FOOD ARCHIVES

Land of Plenty: Old Money Burns Its Tongue

by

At the end of the last century, who could have predicted Manhattan would someday be speckled with Sichuan restaurants? Cantonese carryouts were installed in every neighborhood back then, patronized by customers long accustomed to their wonderfully bland, greasy output and as addicted to egg rolls and stir-fries as to cheap prices and speedy delivery. But as old-school takeaways vanished, pricier Sichuan places appeared in Chelsea and Midtown, where the core menu was not only unfamiliar to most diners, but also hot as hell.

Take Land of Plenty. It’s one of four Sichuans I’ve visited on the Upper East Side and its outskirts, once a Cantonese stronghold. The establishment is situated east of Bloomingdale’s in the Mia Dona space—where proprietress Donatella Arpaia sold meatballs from a pink pushcart on the front patio. Little has changed, decor-wise. Antique farm implements still splay on rough off-white walls. Swathed in fabrics, the interior is sumptuous in a starchy, Old Money sort of way. The staff speaks excellent English, and the dining rooms are quiet enough for a whispered conversation.

Yet there’s nothing tepid or restrained about the seasoning. Consider the rather verbose “braised whole fish filet with soy bean sprouts in roasted chili spiced broth” ($24). It sloshes in a bone-white tureen, a sea of red oil in which dozens upon dozens of flame-blackened cayenne peppers bob. Like the progeny of Moby-Dick, white splotches of fish waiting to be harpooned break the surface. What you might not notice till it’s too late are the teeming masses of Sichuan peppercorns just below the surface. They’ll turn your tongue into a numb, tingling lump of flesh as surely as a dentist’s shot of novocaine and make a sip of water taste like metal.

While the working-class Sichuan stall in the basement of Flushing’s Golden Mall concentrates on warm noodles and cold tripe, tendon, and tongue, Land of Plenty, as befits its locale, takes a more upscale approach, furnishing lamb fillet, giant prawns, duck, and whole roasted fish. Maybe they have restaurants like this in Chengdu, the capital of Sichuan. At Land of Plenty, even street standards such as ma po tofu ($11)—named for a smallpox-scarred café owner who lived on the fringes of Chengdu in the early 20th century—are here interpreted in a refined, drawing-room manner. On the Upper East, this grande dame of a dish displays a modern sexual ambiguity, referred to on the menu as “Ma Paul tofu.”
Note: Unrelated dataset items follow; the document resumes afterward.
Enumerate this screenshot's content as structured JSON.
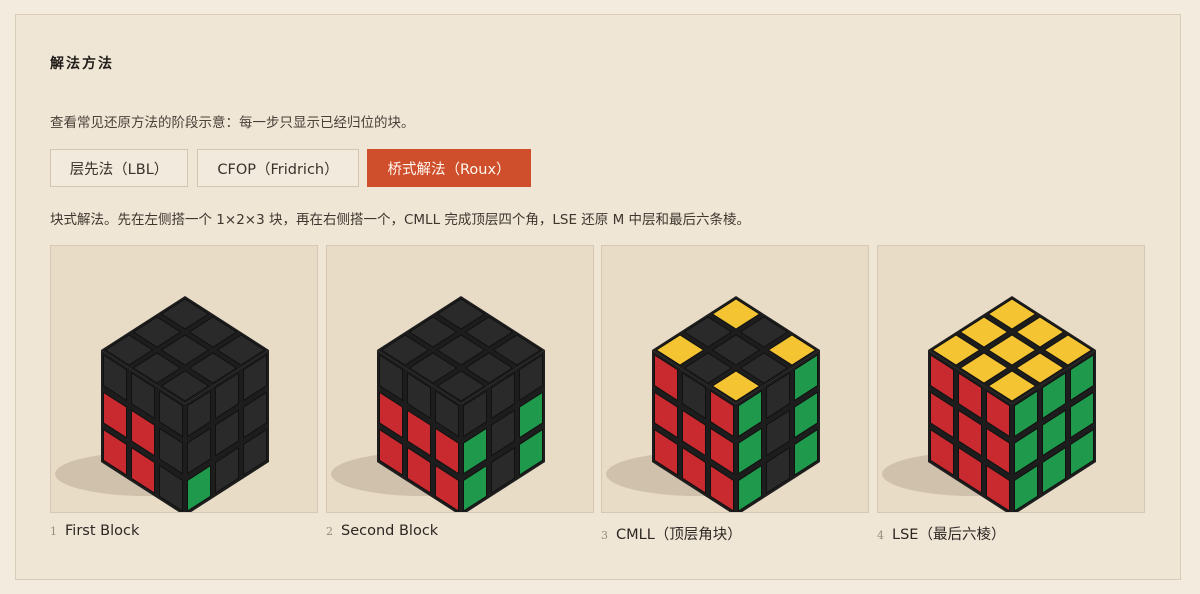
{
  "section": {
    "title": "解法方法"
  },
  "intro": "查看常见还原方法的阶段示意：每一步只显示已经归位的块。",
  "tabs": [
    {
      "label": "层先法（LBL）",
      "active": false
    },
    {
      "label": "CFOP（Fridrich）",
      "active": false
    },
    {
      "label": "桥式解法（Roux）",
      "active": true
    }
  ],
  "description": "块式解法。先在左侧搭一个 1×2×3 块，再在右侧搭一个，CMLL 完成顶层四个角，LSE 还原 M 中层和最后六条棱。",
  "colors": {
    "accent": "#cf4e2b",
    "red": "#c92a2f",
    "green": "#1f9a4c",
    "yellow": "#f4c433",
    "black": "#2a2a2a",
    "cube_body": "#1d1d1d"
  },
  "steps": [
    {
      "number": "1",
      "label": "First Block",
      "cube": {
        "top": [
          "k",
          "k",
          "k",
          "k",
          "k",
          "k",
          "k",
          "k",
          "k"
        ],
        "left": [
          "k",
          "k",
          "k",
          "r",
          "r",
          "k",
          "r",
          "r",
          "k"
        ],
        "right": [
          "k",
          "k",
          "k",
          "k",
          "k",
          "k",
          "g",
          "k",
          "k"
        ]
      }
    },
    {
      "number": "2",
      "label": "Second Block",
      "cube": {
        "top": [
          "k",
          "k",
          "k",
          "k",
          "k",
          "k",
          "k",
          "k",
          "k"
        ],
        "left": [
          "k",
          "k",
          "k",
          "r",
          "r",
          "r",
          "r",
          "r",
          "r"
        ],
        "right": [
          "k",
          "k",
          "k",
          "g",
          "k",
          "g",
          "g",
          "k",
          "g"
        ]
      }
    },
    {
      "number": "3",
      "label": "CMLL（顶层角块）",
      "cube": {
        "top": [
          "y",
          "k",
          "y",
          "k",
          "k",
          "k",
          "y",
          "k",
          "y"
        ],
        "left": [
          "r",
          "k",
          "r",
          "r",
          "r",
          "r",
          "r",
          "r",
          "r"
        ],
        "right": [
          "g",
          "k",
          "g",
          "g",
          "k",
          "g",
          "g",
          "k",
          "g"
        ]
      }
    },
    {
      "number": "4",
      "label": "LSE（最后六棱）",
      "cube": {
        "top": [
          "y",
          "y",
          "y",
          "y",
          "y",
          "y",
          "y",
          "y",
          "y"
        ],
        "left": [
          "r",
          "r",
          "r",
          "r",
          "r",
          "r",
          "r",
          "r",
          "r"
        ],
        "right": [
          "g",
          "g",
          "g",
          "g",
          "g",
          "g",
          "g",
          "g",
          "g"
        ]
      }
    }
  ]
}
You can have your lamb wet, or you can have it dry. “Braised lamb filets with napa cabbage and roasted chili” ($19) comes in a dark swirl of savory gravy and chili oil, with enough liquid to moisten five pounds of white rice. Yes, it’s infernally hot, as indicated by the “three chilies” designation in the menu’s margins. (This amazingly accurate system features zero through four chilies, the last reserved solely for a dish that’s nothing but sautéed green hot peppers.) By contrast, “crispy lamb filets with roasted chili-cumin” features tender swatches coated with spices and no sauce at all, tasting like the meat was carried on camelback along the Silk Road from distant Uzbekistan. Differentiating it from something similar in Flushing’s northern Chinese restaurants, the recipe also boasts lightly sautéed onions, adding sweetness.

The whole fish are spectacular, too, including one whose name sounds like a bubblegum rock refrain: “braised whole fish with mashed chili, chili, chili” ($24). And don’t miss the tea-smoked duck, which could make a convincing substitute for Texas barbecue. Lacking any chilies at all, the flesh provides a Band-Aid for your throbbing tongue. Other mild selections include pea shoots cooked with whole garlic cloves and West Lake beef soup—ground meat with egg drops in a sparkling cilantro-laced broth. The menu doesn’t pull its punches in the variety meats department, either. What stereotypical Upper East Sider, you wonder, could endure dozens of rubbery fish stomachs in “fish maw with pickled chili” ($19)?

So why are these Sichuan restaurants popping up? Real estate pressures have likely strangled many cheap Cantonese spots—but not the desire of the general public to eat Chinese food. Note that the new Sichuans also offer equally long Cantonese menus, similar to the old places but at elevated prices. Yes, you can still get chicken with broccoli at Land of Plenty, but at about twice the former price. Beyond that, a more sophisticated dining public sallies out nightly in search of challenging experiences—including mouth-searing levels of spice. Cantonese carryout just doesn’t do it for them anymore. Could fish tummies be the new egg foo yong?